Till 10 pm on Tuesday the Indian Army had confirmed three dead, Col Subhash Babu, the Commanding officer of the 16th battalion of the Bihar regiment, Havildar K Palani and Sepoy Ojha.
Authoritative sources told the Tribune the count is 20 dead.
More than 900 troops on each side were involved in a physical clash, which started Monday night, lasted several hours—in three phases—and ended on early hours of Tuesday. Most of the deaths have occurred as soldiers fell-off cliffs during a physical fight in the narrow Galwan valley into the river at an altitude of 15,000 feet. Some died due to hypothermia and other due to injuries.
Stones, Steel poles, bamboo poles with nails embed on them, were used by the Chinese, to attack the Indian troops. The Peoples’ Liberation Army (PLA) of China, have also suffered fatal casualties. There is no number to their casualties. Indian Army categorically said “no bullets were fired in clash”. The casualty would have been manifold had bullets been fired
Detailing the incident, sources said it occurred as an altitude of almost 15,000 feet. The Peoples’ Liberation Army (PLA) of China, which was in talks with Indian Army for both sides to withdraw from the forty—day long stand-off, had build a fresh post and set up arctic tents at vantage position on the south bank of the Galwan river. The post gave a clear view to Chinese of the vital 255 kms Darbuk Shayok Daulat Baig Oldie (DSDBO), India’s only link to Depsang, Murgo ad Karokaram pass. This was unacceptable to India. The post was some 5 km from the DSDBO road, the Galwan river flows in an east-to-west direction and joins the river Shyok.
Troops of the 16th battalion of the Bihar Regiment noticed this fresh military post near patrol point 14 and asked the Chinese to vacate. The number of Indian Troops was greater than the Chinese on the spot, a clash ensued. The PLA sent in reinforcements another clash ensued.

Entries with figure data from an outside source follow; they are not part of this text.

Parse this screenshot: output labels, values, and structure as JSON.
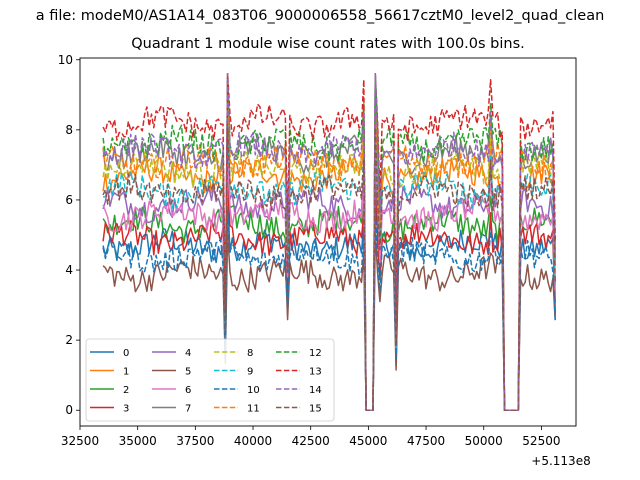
{
  "chart_data": {
    "type": "line",
    "suptitle": "a file: modeM0/AS1A14_083T06_9000006558_56617cztM0_level2_quad_clean",
    "title": "Quadrant 1 module wise count rates with 100.0s bins.",
    "xlabel": "",
    "ylabel": "",
    "x_offset_label": "+5.113e8",
    "x_offset": 511300000,
    "xlim": [
      32500,
      54000
    ],
    "ylim": [
      -0.45,
      10.05
    ],
    "x_ticks": [
      32500,
      35000,
      37500,
      40000,
      42500,
      45000,
      47500,
      50000,
      52500
    ],
    "x_tick_labels": [
      "32500",
      "35000",
      "37500",
      "40000",
      "42500",
      "45000",
      "47500",
      "50000",
      "52500"
    ],
    "y_ticks": [
      0,
      2,
      4,
      6,
      8,
      10
    ],
    "y_tick_labels": [
      "0",
      "2",
      "4",
      "6",
      "8",
      "10"
    ],
    "x_start": 33500,
    "x_end": 53100,
    "bin": 100,
    "gaps": [
      {
        "from": 44900,
        "to": 45200,
        "value": 0
      },
      {
        "from": 50900,
        "to": 51500,
        "value": 0
      }
    ],
    "dips": [
      {
        "x": 38800,
        "frac": 0.35
      },
      {
        "x": 41500,
        "frac": 0.65
      },
      {
        "x": 45500,
        "frac": 0.75
      },
      {
        "x": 46200,
        "frac": 0.3
      }
    ],
    "spikes": [
      {
        "x": 38900,
        "frac": 1.3
      },
      {
        "x": 45300,
        "frac": 1.3
      },
      {
        "x": 44800,
        "frac": 1.15
      },
      {
        "x": 50300,
        "frac": 1.15
      }
    ],
    "legend_position": "lower-left",
    "series": [
      {
        "name": "0",
        "color": "#1f77b4",
        "dash": "solid",
        "mean": 4.7
      },
      {
        "name": "1",
        "color": "#ff7f0e",
        "dash": "solid",
        "mean": 6.7
      },
      {
        "name": "2",
        "color": "#2ca02c",
        "dash": "solid",
        "mean": 5.3
      },
      {
        "name": "3",
        "color": "#d62728",
        "dash": "solid",
        "mean": 4.9
      },
      {
        "name": "4",
        "color": "#9467bd",
        "dash": "solid",
        "mean": 5.9
      },
      {
        "name": "5",
        "color": "#8c564b",
        "dash": "solid",
        "mean": 3.9
      },
      {
        "name": "6",
        "color": "#e377c2",
        "dash": "solid",
        "mean": 5.6
      },
      {
        "name": "7",
        "color": "#7f7f7f",
        "dash": "solid",
        "mean": 7.3
      },
      {
        "name": "8",
        "color": "#bcbd22",
        "dash": "dashed",
        "mean": 6.9
      },
      {
        "name": "9",
        "color": "#17becf",
        "dash": "dashed",
        "mean": 6.3
      },
      {
        "name": "10",
        "color": "#1f77b4",
        "dash": "dashed",
        "mean": 4.4
      },
      {
        "name": "11",
        "color": "#ff7f0e",
        "dash": "dashed",
        "mean": 7.1
      },
      {
        "name": "12",
        "color": "#2ca02c",
        "dash": "dashed",
        "mean": 7.6
      },
      {
        "name": "13",
        "color": "#d62728",
        "dash": "dashed",
        "mean": 8.2
      },
      {
        "name": "14",
        "color": "#9467bd",
        "dash": "dashed",
        "mean": 7.4
      },
      {
        "name": "15",
        "color": "#8c564b",
        "dash": "dashed",
        "mean": 6.2
      }
    ]
  }
}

The disengagement plan decided on June 6 at the meeting of Corps Commander-level was to ask both sides to withdraw from Galwan valley.
However, on Tuesday PLA’s Western Theatre Command spokesperson Colonel Zhang Shuili made a fresh claim on Tuesday saying “China always owns sovereignty over the Galwan Valley region, and the Indian border defence troops are inconsistent with their words and seriously violated the agreements both countries have reached”.
Until now the Indian side had maintained that there was no dispute at Galwan and the LAC, which is not demarcated on ground, matched the Chinese claim line (CCL) proposed in 1956.